Voters in 25 states will have the opportunity to elect or reelect an Indigenous candidate to public office this year.
At least 170 Native American, Native Hawaiians, and Native Alaskans are on ballots this fall, an all-time high, according to a database collected by the group Advance Native Political Leadership and Indian Country Today, an independent nonprofit news organization covering Indigenous news. The group has been tracking Indigenous candidates dating back to 2016, from school boards all the way to the U.S. Congress.
Still, organizers and others say more work needs to be done to have representation that is proportional to national population sizes.
Advance Native Political Leadership has identified 347 current Native elected officials — less than 0.1% of some 519,000 elected offices nationwide.
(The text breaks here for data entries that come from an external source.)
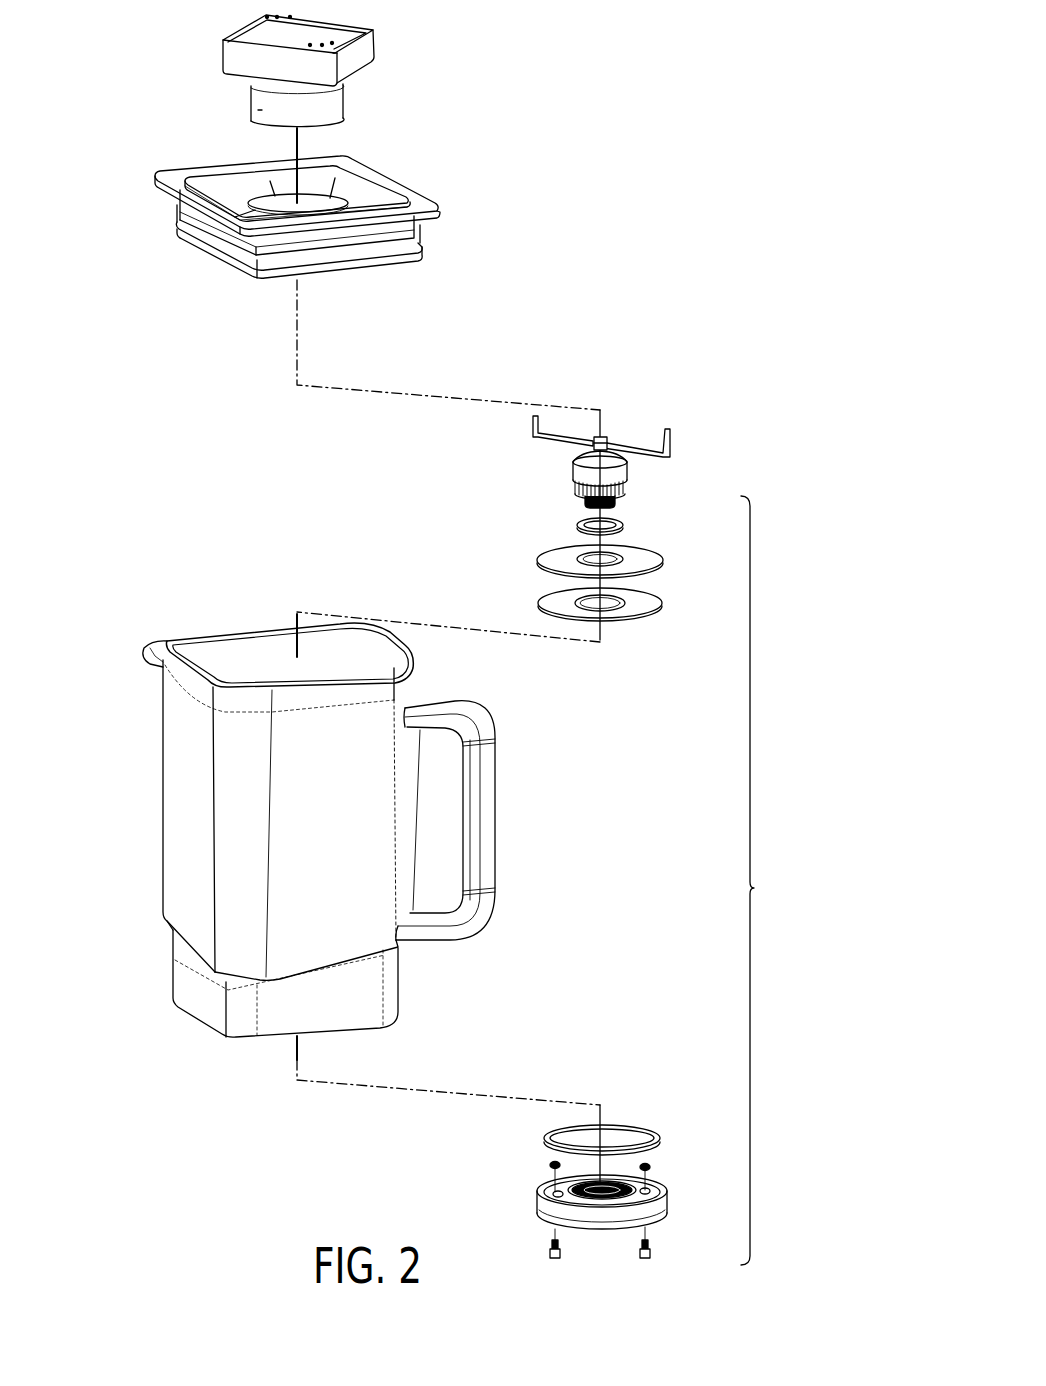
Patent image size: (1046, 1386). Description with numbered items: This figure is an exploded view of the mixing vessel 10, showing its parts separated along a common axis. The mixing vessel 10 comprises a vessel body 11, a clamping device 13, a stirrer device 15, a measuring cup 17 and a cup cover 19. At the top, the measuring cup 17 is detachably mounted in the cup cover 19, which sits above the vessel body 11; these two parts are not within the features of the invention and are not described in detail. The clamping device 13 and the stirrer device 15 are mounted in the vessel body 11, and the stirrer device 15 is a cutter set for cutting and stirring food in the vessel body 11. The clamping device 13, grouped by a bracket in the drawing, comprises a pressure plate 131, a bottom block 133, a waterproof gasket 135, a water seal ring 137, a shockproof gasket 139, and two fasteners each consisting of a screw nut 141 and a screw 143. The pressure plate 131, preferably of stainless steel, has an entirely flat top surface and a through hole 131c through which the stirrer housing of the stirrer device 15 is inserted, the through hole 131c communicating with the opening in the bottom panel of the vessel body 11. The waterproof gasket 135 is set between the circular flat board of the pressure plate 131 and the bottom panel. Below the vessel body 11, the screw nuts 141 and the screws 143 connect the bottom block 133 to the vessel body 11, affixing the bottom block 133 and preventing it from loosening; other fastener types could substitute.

The mixing vessel 10 is at (674, 128).
The vessel body 11 is at (497, 807).
The clamping device 13 is at (763, 880).
The stirrer device 15 is at (568, 472).
The measuring cup 17 is at (373, 43).
The cup cover 19 is at (400, 181).
The pressure plate 131 is at (573, 559).
The through hole 131c is at (578, 558).
The bottom block 133 is at (666, 1202).
The waterproof gasket 135 is at (655, 607).
The water seal ring 137 is at (623, 524).
The shockproof gasket 139 is at (653, 1130).
The screw nut 141 is at (548, 1165).
The screw 143 is at (550, 1243).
The organization estimates that number would have to be 17,000 to achieve parity based on the Native proportion of the U.S. population, which is about 3%.
“The most ground that we've gained has been at the state level,” said Elise Blasingame, an Osage Nation scholar in residence at the Advance Native Political Leadership, and an independent researcher at the University of Georgia focusing on the impact of Native representation on publicly elected offices.
Blasingame said that between 1993 and 2023, there has been a 300% increase, to about 80, in the number of state legislators alone who self-identify as Native American.
“Local efforts have tremendous power, not only in agenda-setting, but then showing other districts what can be done,” Blasingame said.